Train, test, optimize, and analyze the performance of a classification model using a methodology of your choice for the randomly generated moons dataset.

You are not being evaluated for the performance of your model. Instead, we are interested in whether you can implement a simple but rigorous ML workflow.

Show all of your work in this notebook.

In [6]:
# you are free to use any package you deem fit
import pandas as pd
import numpy as np
import matplotlib.pyplot as plt
from sklearn.datasets import make_moons
from sklearn.ensemble import RandomForestClassifier
from sklearn.model_selection import train_test_split, GridSearchCV
from sklearn.metrics import accuracy_score
import seaborn as sns

pd.options.mode.chained_assignment = None

## Dataset

In [2]:
# DO NOT MODIFY
from sklearn.datasets import make_moons

X, Y = make_moons(random_state=42, n_samples=(50, 450), noise=0.25)

In [19]:
print(X.shape)
print(Y.shape)

(500, 2)
(500,)


## Training

In [73]:
X_train, X_test, Y_train, Y_test = train_test_split(X, Y, test_size=0.2, random_state=50)
base_model = RandomForestClassifier(n_estimators=100,
                                    max_depth=None,
                                    min_samples_split=2,
                                    min_samples_leaf=1,
                                    random_state = 2)
base_model.fit(X_train,Y_train)

Y_pred_base = base_model.predict(X_test)
accuracy_base = accuracy_score(Y_test, Y_pred_base)
print(f'Base Model Testing Accuracy: {accuracy_base}')

Base Model Testing Accuracy: 0.94


## Testing / Optimization

In [80]:
#Grid search approach
param_grid = {
    'n_estimators': [50, 100, 150],
    'max_depth': [None, 10, 20, 30],
    'min_samples_split': [2, 5, 10],
    'min_samples_leaf': [1, 2, 4]
}

grid_search = GridSearchCV(estimator=base_model, param_grid=param_grid, cv=3)
grid_search.fit(X_train, Y_train)
best_params = grid_search.best_params_
grid_model= RandomForestClassifier(n_estimators = best_params['n_estimators'], 
                                    max_depth = best_params['max_depth'],
                                    min_samples_split = best_params['min_samples_split'],
                                    min_samples_leaf = best_params['min_samples_split'],
                                    random_state = 2 )
grid_model.fit(X_train, Y_train)
Y_pred_grid = grid_model.predict(X_test)
accuracy_grid = accuracy_score(Y_test, Y_pred_grid)
print(f'Grid Model Testing Accuracy: {accuracy_grid}')
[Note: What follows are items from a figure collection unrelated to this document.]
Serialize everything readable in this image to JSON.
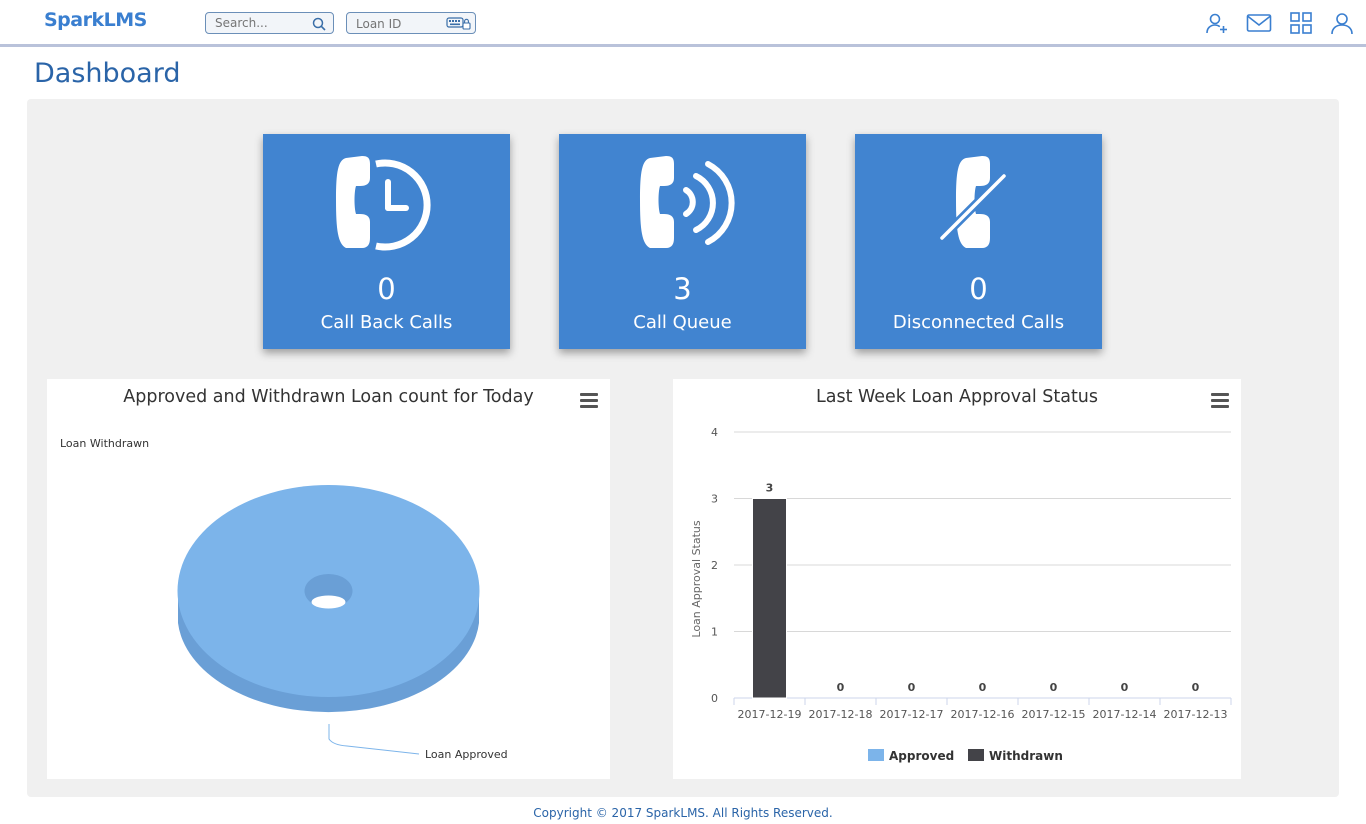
{
  "app": {
    "logo": "SparkLMS"
  },
  "header": {
    "search_placeholder": "Search...",
    "loan_placeholder": "Loan ID",
    "icons": [
      "add-user-icon",
      "mail-icon",
      "apps-grid-icon",
      "user-icon"
    ]
  },
  "page": {
    "title": "Dashboard"
  },
  "cards": [
    {
      "value": "0",
      "label": "Call Back Calls",
      "icon": "phone-clock-icon"
    },
    {
      "value": "3",
      "label": "Call Queue",
      "icon": "phone-ringing-icon"
    },
    {
      "value": "0",
      "label": "Disconnected Calls",
      "icon": "phone-disconnected-icon"
    }
  ],
  "colors": {
    "accent": "#4184d0",
    "approved": "#7cb4ea",
    "withdrawn": "#434348",
    "title": "#2a64a8"
  },
  "chart_data": [
    {
      "type": "pie",
      "title": "Approved and Withdrawn Loan count for Today",
      "slices": [
        {
          "name": "Loan Withdrawn",
          "value": 0
        },
        {
          "name": "Loan Approved",
          "value": 3
        }
      ]
    },
    {
      "type": "bar",
      "title": "Last Week Loan Approval Status",
      "ylabel": "Loan Approval Status",
      "xlabel": "",
      "ylim": [
        0,
        4
      ],
      "yticks": [
        0,
        1,
        2,
        3,
        4
      ],
      "categories": [
        "2017-12-19",
        "2017-12-18",
        "2017-12-17",
        "2017-12-16",
        "2017-12-15",
        "2017-12-14",
        "2017-12-13"
      ],
      "series": [
        {
          "name": "Approved",
          "values": [
            0,
            0,
            0,
            0,
            0,
            0,
            0
          ]
        },
        {
          "name": "Withdrawn",
          "values": [
            3,
            0,
            0,
            0,
            0,
            0,
            0
          ]
        }
      ],
      "data_labels": [
        "3",
        "0",
        "0",
        "0",
        "0",
        "0",
        "0"
      ],
      "legend": "bottom-center",
      "grid": true
    }
  ],
  "footer": {
    "copyright": "Copyright © 2017 SparkLMS. All Rights Reserved."
  }
}
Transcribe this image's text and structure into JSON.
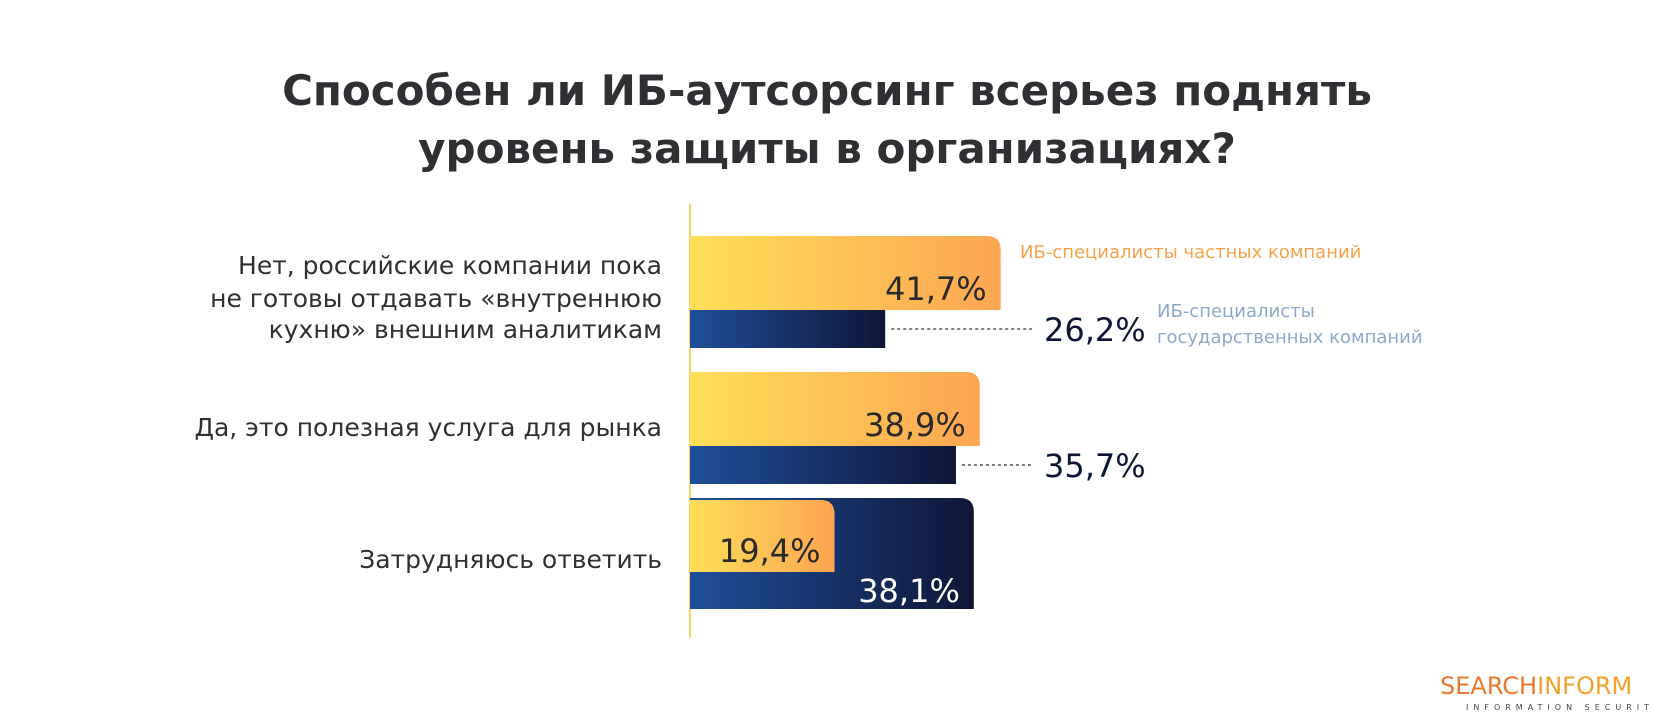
{
  "title_lines": [
    "Способен ли ИБ-аутсорсинг всерьез поднять",
    "уровень защиты в организациях?"
  ],
  "chart_data": {
    "type": "bar",
    "orientation": "horizontal",
    "title": "Способен ли ИБ-аутсорсинг всерьез поднять уровень защиты в организациях?",
    "categories": [
      [
        "Нет, российские компании пока",
        "не готовы отдавать «внутреннюю",
        "кухню» внешним аналитикам"
      ],
      [
        "Да, это полезная услуга для рынка"
      ],
      [
        "Затрудняюсь ответить"
      ]
    ],
    "series": [
      {
        "name": "ИБ-специалисты частных компаний",
        "values": [
          41.7,
          38.9,
          19.4
        ],
        "labels": [
          "41,7%",
          "38,9%",
          "19,4%"
        ],
        "gradient": [
          "#fddf58",
          "#fda552"
        ],
        "label_color": "#2a2a2a"
      },
      {
        "name": [
          "ИБ-специалисты",
          "государственных компаний"
        ],
        "values": [
          26.2,
          35.7,
          38.1
        ],
        "labels": [
          "26,2%",
          "35,7%",
          "38,1%"
        ],
        "gradient": [
          "#1f4f9a",
          "#0e1636"
        ],
        "label_color": "#0e1636"
      }
    ],
    "legend_colors": {
      "private": "#f6a24a",
      "state": "#8ea8cc"
    },
    "axis_color": "#f2d46a"
  },
  "logo": {
    "part1": "SEARCH",
    "part2": "INFORM",
    "tagline": "INFORMATION SECURITY"
  }
}
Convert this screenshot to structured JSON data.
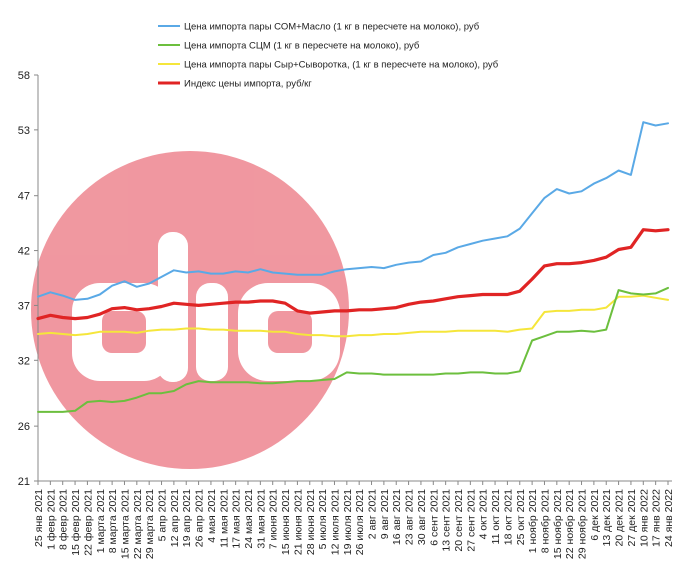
{
  "chart_data": {
    "type": "line",
    "title": "",
    "xlabel": "",
    "ylabel": "",
    "ylim": [
      21,
      58
    ],
    "y_ticks": [
      21,
      26,
      32,
      37,
      42,
      47,
      53,
      58
    ],
    "grid": false,
    "legend_position": "top",
    "categories": [
      "25 янв 2021",
      "1 февр 2021",
      "8 февр 2021",
      "15 февр 2021",
      "22 февр 2021",
      "1 марта 2021",
      "8 марта 2021",
      "15 марта 2021",
      "22 марта 2021",
      "29 марта 2021",
      "5 апр 2021",
      "12 апр 2021",
      "19 апр 2021",
      "26 апр 2021",
      "4 мая 2021",
      "11 мая 2021",
      "17 мая 2021",
      "24 мая 2021",
      "31 мая 2021",
      "7 июня 2021",
      "15 июня 2021",
      "21 июня 2021",
      "28 июня 2021",
      "5 июля 2021",
      "12 июля 2021",
      "19 июля 2021",
      "26 июля 2021",
      "2 авг 2021",
      "9 авг 2021",
      "16 авг 2021",
      "23 авг 2021",
      "30 авг 2021",
      "6 сент 2021",
      "13 сент 2021",
      "20 сент 2021",
      "27 сент 2021",
      "4 окт 2021",
      "11 окт 2021",
      "18 окт 2021",
      "25 окт 2021",
      "1 ноябр 2021",
      "8 ноябр 2021",
      "15 ноябр 2021",
      "22 ноябр 2021",
      "29 ноябр 2021",
      "6 дек 2021",
      "13 дек 2021",
      "20 дек 2021",
      "27 дек 2021",
      "10 янв 2022",
      "17 янв 2022",
      "24 янв 2022"
    ],
    "series": [
      {
        "name": "Цена импорта пары СОМ+Масло  (1 кг в пересчете на молоко), руб",
        "color": "#5aa9e6",
        "width": 2,
        "values": [
          37.8,
          38.2,
          37.9,
          37.5,
          37.6,
          38.0,
          38.8,
          39.2,
          38.7,
          39.0,
          39.6,
          40.2,
          40.0,
          40.1,
          39.9,
          39.9,
          40.1,
          40.0,
          40.3,
          40.0,
          39.9,
          39.8,
          39.8,
          39.8,
          40.1,
          40.3,
          40.4,
          40.5,
          40.4,
          40.7,
          40.9,
          41.0,
          41.6,
          41.8,
          42.3,
          42.6,
          42.9,
          43.1,
          43.3,
          44.0,
          45.4,
          46.8,
          47.6,
          47.2,
          47.4,
          48.1,
          48.6,
          49.3,
          48.9,
          53.7,
          53.4,
          53.6
        ]
      },
      {
        "name": "Цена импорта СЦМ  (1 кг в пересчете на молоко), руб",
        "color": "#6cbf3e",
        "width": 2,
        "values": [
          27.3,
          27.3,
          27.3,
          27.4,
          28.2,
          28.3,
          28.2,
          28.3,
          28.6,
          29.0,
          29.0,
          29.2,
          29.8,
          30.1,
          30.0,
          30.0,
          30.0,
          30.0,
          29.9,
          29.9,
          30.0,
          30.1,
          30.1,
          30.2,
          30.3,
          30.9,
          30.8,
          30.8,
          30.7,
          30.7,
          30.7,
          30.7,
          30.7,
          30.8,
          30.8,
          30.9,
          30.9,
          30.8,
          30.8,
          31.0,
          33.8,
          34.2,
          34.6,
          34.6,
          34.7,
          34.6,
          34.8,
          38.4,
          38.1,
          38.0,
          38.1,
          38.6
        ]
      },
      {
        "name": "Цена импорта пары Сыр+Сыворотка,  (1 кг в пересчете на молоко), руб",
        "color": "#f5e63b",
        "width": 2,
        "values": [
          34.4,
          34.5,
          34.4,
          34.3,
          34.4,
          34.6,
          34.6,
          34.6,
          34.5,
          34.7,
          34.8,
          34.8,
          34.9,
          34.9,
          34.8,
          34.8,
          34.7,
          34.7,
          34.7,
          34.6,
          34.6,
          34.4,
          34.3,
          34.3,
          34.2,
          34.2,
          34.3,
          34.3,
          34.4,
          34.4,
          34.5,
          34.6,
          34.6,
          34.6,
          34.7,
          34.7,
          34.7,
          34.7,
          34.6,
          34.8,
          34.9,
          36.4,
          36.5,
          36.5,
          36.6,
          36.6,
          36.8,
          37.8,
          37.8,
          37.9,
          37.7,
          37.5
        ]
      },
      {
        "name": "Индекс цены импорта, руб/кг",
        "color": "#e02424",
        "width": 3.2,
        "values": [
          35.8,
          36.1,
          35.9,
          35.8,
          35.9,
          36.2,
          36.7,
          36.8,
          36.6,
          36.7,
          36.9,
          37.2,
          37.1,
          37.0,
          37.1,
          37.2,
          37.3,
          37.3,
          37.4,
          37.4,
          37.2,
          36.5,
          36.3,
          36.4,
          36.5,
          36.5,
          36.6,
          36.6,
          36.7,
          36.8,
          37.1,
          37.3,
          37.4,
          37.6,
          37.8,
          37.9,
          38.0,
          38.0,
          38.0,
          38.3,
          39.4,
          40.6,
          40.8,
          40.8,
          40.9,
          41.1,
          41.4,
          42.1,
          42.3,
          43.9,
          43.8,
          43.9
        ]
      }
    ]
  },
  "watermark": {
    "color": "#ef8f98"
  }
}
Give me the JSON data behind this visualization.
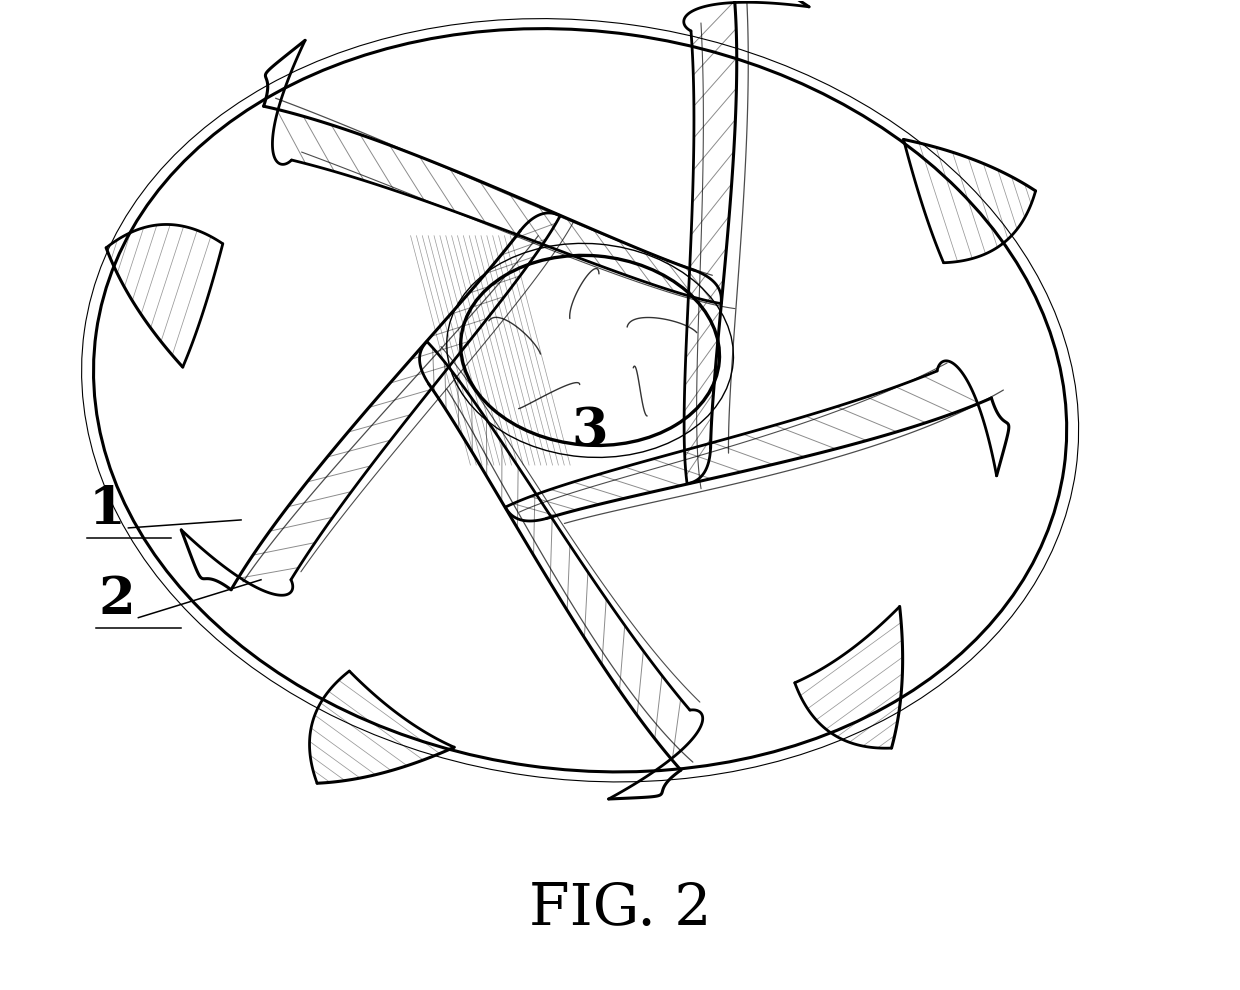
{
  "title": "FIG. 2",
  "title_fontsize": 42,
  "bg_color": "#ffffff",
  "line_color": "#000000",
  "label_1": "1",
  "label_2": "2",
  "label_3": "3",
  "fig_width": 12.4,
  "fig_height": 9.9
}
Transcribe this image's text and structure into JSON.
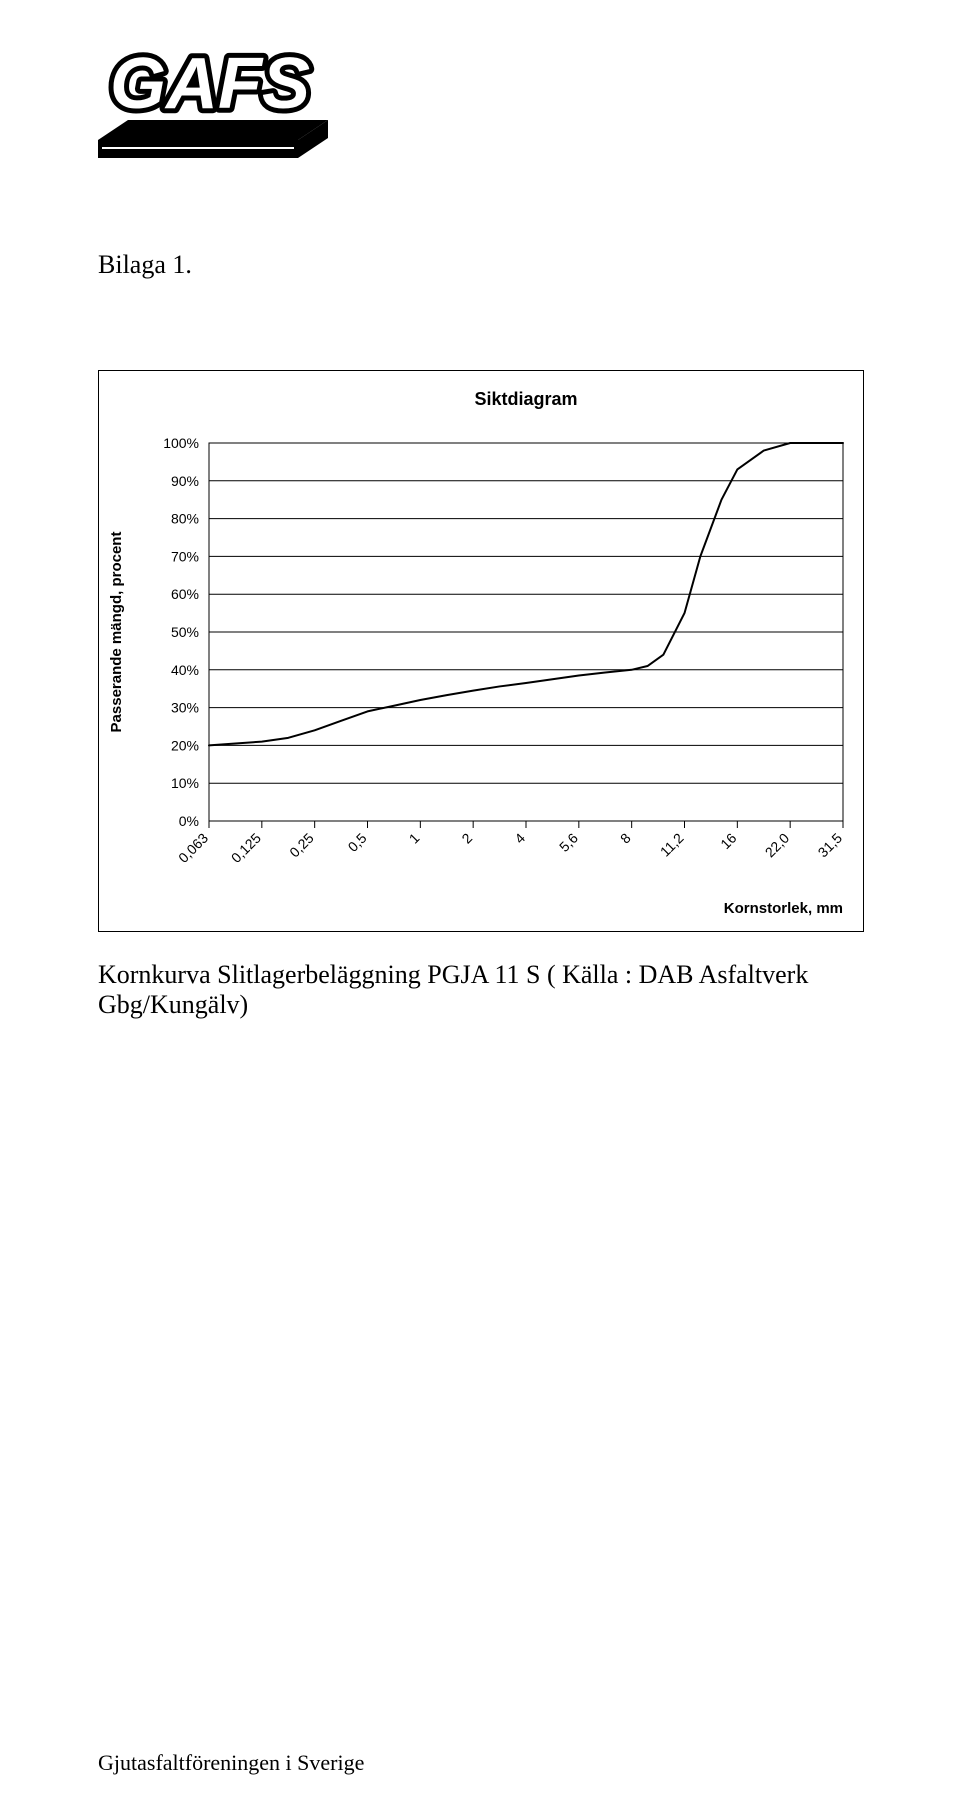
{
  "logo": {
    "text": "GAFS",
    "text_color": "#ffffff",
    "shape_color": "#000000",
    "bg": "#ffffff"
  },
  "heading": "Bilaga 1.",
  "caption": "Kornkurva Slitlagerbeläggning PGJA 11 S ( Källa : DAB Asfaltverk Gbg/Kungälv)",
  "footer": "Gjutasfaltföreningen i Sverige",
  "chart": {
    "type": "line",
    "title": "Siktdiagram",
    "title_fontsize": 18,
    "title_weight": "bold",
    "ylabel": "Passerande mängd, procent",
    "xlabel": "Kornstorlek, mm",
    "label_fontsize": 15,
    "label_weight": "bold",
    "background_color": "#ffffff",
    "axis_color": "#000000",
    "grid_color": "#000000",
    "line_color": "#000000",
    "line_width": 2,
    "tick_fontsize": 14,
    "tick_font_family": "Arial, Helvetica, sans-serif",
    "ylim": [
      0,
      100
    ],
    "yticks": [
      0,
      10,
      20,
      30,
      40,
      50,
      60,
      70,
      80,
      90,
      100
    ],
    "ytick_labels": [
      "0%",
      "10%",
      "20%",
      "30%",
      "40%",
      "50%",
      "60%",
      "70%",
      "80%",
      "90%",
      "100%"
    ],
    "x_categories": [
      "0,063",
      "0,125",
      "0,25",
      "0,5",
      "1",
      "2",
      "4",
      "5,6",
      "8",
      "11,2",
      "16",
      "22,0",
      "31,5"
    ],
    "x_tick_rotation": -45,
    "series": {
      "x_index": [
        0,
        0.5,
        1,
        1.5,
        2,
        2.5,
        3,
        3.5,
        4,
        4.5,
        5,
        5.5,
        6,
        6.5,
        7,
        7.5,
        8,
        8.3,
        8.6,
        9,
        9.3,
        9.7,
        10,
        10.5,
        11,
        11.5,
        12
      ],
      "y": [
        20,
        20.5,
        21,
        22,
        24,
        26.5,
        29,
        30.5,
        32,
        33.3,
        34.5,
        35.6,
        36.5,
        37.5,
        38.5,
        39.3,
        40,
        41,
        44,
        55,
        70,
        85,
        93,
        98,
        100,
        100,
        100
      ]
    },
    "plot_inner_border": true
  }
}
Grid Model Testing Accuracy: 0.94


## Performance Analysis

In [81]:
accuracy_base_train = accuracy_score(Y_train, base_model.predict(X_train))
print(f'Base Model Training Accuracy: {accuracy_base_train}')

accuracy_grid_train = accuracy_score(Y_train, grid_model.predict(X_train))
print(f'Grid Model Training Accuracy: {accuracy_grid_train}')

Base Model Training Accuracy: 1.0
Grid Model Training Accuracy: 0.9675


The observation that the accuracy score increased on the test set while decreasing on the training set suggests that the initial model was likely overfitting the training data. The grid search appears to have identified hyperparameters that make the model more general, enabling it to perform better on new, unseen data. This trade-off often indicates a well-tuned model that is likely to generalize better to future data, even if it performs slightly worse on the training set.